Another husband has been reported "unavailable". There's been a whole slew lately. Gone limp, eyes lost that oval look of anticipation, lips reduced to solid yellow lines. Apparently, he has been this way for the last ten years, which came as a surprise to me. I thought his warranty was still good. Who better lived the illusion of the endless bon vivant, drinking, carousing, from one end of the earth to the other. He's a travel writer by profession, now abandoned in the Sierra of his mind. He has arguments: a series of operations; various organs are on the fritz. Run down to his bed, left to listen to traffic and the gardener doing what was always his job. Left to hate himself for being infirm, for being what he always was.

So naturally his wife is disconsolate, with no illusion home. The last lovemaking is not still to come, which whether good or bad, would be memorable for that alone. Any promise has hope in it. But now the last time was so long ago she cannot remember any details, nor does she want to remember. And so what to do?

She has her devices, as she refers to them, and those have provided the jittery part of what she requires but nothing for the slower sensation of skin itself. Lately, she goes for long walks in the park, to keep her enviable shape and to seek refuge in routine. She begins and ends at the rose garden, where she re-examines all the varities, notes the irony of 'Love's Promise' and marvels at how all the roses resemble vaginas within vaginas. And always, like a dope addict, she inhales the scent of 'Marmelaide skies'. On the way out she pauses before the statue of Thomas Masyrk, her one link to an emmigrant past. She is always put off by his look. The bronze and shadow, with hair flat against the head, as though Thomas just got out of the shower. He looks like a 12-year-old boy just getting out of the shower, she thinks. And he looks somber, like her husband actually. He does not look like all the knowledge he discovered provided much hope. He looks like he could say something cruel as easily as something wise.

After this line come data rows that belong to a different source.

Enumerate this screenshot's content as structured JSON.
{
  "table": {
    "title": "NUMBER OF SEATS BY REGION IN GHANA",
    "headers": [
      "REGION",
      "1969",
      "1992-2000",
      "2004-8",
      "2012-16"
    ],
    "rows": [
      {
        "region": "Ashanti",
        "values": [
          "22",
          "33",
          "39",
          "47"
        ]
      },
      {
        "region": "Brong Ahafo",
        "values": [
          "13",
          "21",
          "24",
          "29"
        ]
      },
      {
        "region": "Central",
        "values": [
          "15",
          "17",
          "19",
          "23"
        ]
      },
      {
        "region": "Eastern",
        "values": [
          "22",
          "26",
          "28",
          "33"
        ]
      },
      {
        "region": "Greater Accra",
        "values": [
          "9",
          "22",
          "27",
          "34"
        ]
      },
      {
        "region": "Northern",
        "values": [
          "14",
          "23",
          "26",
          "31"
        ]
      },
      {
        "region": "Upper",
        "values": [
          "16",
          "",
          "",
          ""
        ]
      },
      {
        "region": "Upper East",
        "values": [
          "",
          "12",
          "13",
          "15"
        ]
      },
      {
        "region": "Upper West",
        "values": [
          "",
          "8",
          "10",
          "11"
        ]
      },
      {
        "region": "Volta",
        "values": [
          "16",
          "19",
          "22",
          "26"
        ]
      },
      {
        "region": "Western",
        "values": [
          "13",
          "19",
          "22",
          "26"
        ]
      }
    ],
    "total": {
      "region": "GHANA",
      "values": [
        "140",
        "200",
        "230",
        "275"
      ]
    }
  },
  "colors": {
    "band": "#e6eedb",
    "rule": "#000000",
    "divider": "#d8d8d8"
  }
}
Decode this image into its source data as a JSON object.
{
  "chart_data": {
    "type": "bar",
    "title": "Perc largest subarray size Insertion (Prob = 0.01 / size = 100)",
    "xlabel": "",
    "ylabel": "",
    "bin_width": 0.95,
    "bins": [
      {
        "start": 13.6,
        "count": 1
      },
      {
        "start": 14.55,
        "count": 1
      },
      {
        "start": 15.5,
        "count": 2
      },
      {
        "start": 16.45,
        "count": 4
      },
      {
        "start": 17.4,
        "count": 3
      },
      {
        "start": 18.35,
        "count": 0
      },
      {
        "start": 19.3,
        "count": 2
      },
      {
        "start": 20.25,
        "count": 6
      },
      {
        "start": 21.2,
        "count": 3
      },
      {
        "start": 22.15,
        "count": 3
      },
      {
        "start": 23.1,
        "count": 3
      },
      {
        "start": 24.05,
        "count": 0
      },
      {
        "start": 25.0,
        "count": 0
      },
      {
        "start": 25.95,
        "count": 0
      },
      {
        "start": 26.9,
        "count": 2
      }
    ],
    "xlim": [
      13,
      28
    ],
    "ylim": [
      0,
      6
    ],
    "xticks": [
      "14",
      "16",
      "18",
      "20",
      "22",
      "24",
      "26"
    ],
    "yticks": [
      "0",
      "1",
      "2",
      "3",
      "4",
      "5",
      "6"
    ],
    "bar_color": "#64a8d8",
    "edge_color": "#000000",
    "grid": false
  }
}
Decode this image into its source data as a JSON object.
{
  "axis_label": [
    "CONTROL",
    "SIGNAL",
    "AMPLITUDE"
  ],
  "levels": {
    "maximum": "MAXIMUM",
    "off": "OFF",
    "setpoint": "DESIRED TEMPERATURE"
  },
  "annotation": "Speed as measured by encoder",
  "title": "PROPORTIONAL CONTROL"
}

Her friends have suggested she take a lover. But who? There is the hunky handyman, but married. There is the waiter, around the corner on Lyon Street, but what if he's gay? A woman friend, who's had a lot of experience with this, suggests a certain website where it's easy to find friendly black men. She can tell you 'til the cows come home about black men, how only they know how to touch, how to move, how to prolong. This afficionado is single herself, just now bemoaning the marriage of her ex to a younger, and much worse — an exceptionally wealthy woman.

If this is the era when women are supposed to take over the world, I haven't seen it. Where's the gaiety, when's the party?

For this woman I'm talking about the idea of taking on a black lover is too intense. She doesn't have the cultural stamina for that. And of course what she really needs is someone to just hold her. For a month straight and then maybe some sex, well definitely some sex then. And from there she wants more than a casual affair. She wants to fall in love, to be a Lina and 'swept away in the blue sea of August.'

There was another similar story I heard the other day. From a much older woman. Fifteen years ago her husband ran off with another woman, a showgirl, a skier, a tennis player, who made it clear, there were no strings attached. Oh boy, he liked it that way, and so he never married her. But now he's 90 and the showgirl skier is in her fifties and she also wants another run down the mountain. Not to mention a little heritage fund, a little money for the help please, for the service of it all. I'm getting this, you understand, from the scorned. She describes how at parties, because she had children and they had children and so there are endless events, and when the other woman arrives filled with bangles and smiles, the old and older wife cannot bear the sight. But she wants me to know the secret glee she feels when she catches the trophy wife in a private moment, eyes falling on her trophy and thinking of how heavy it is.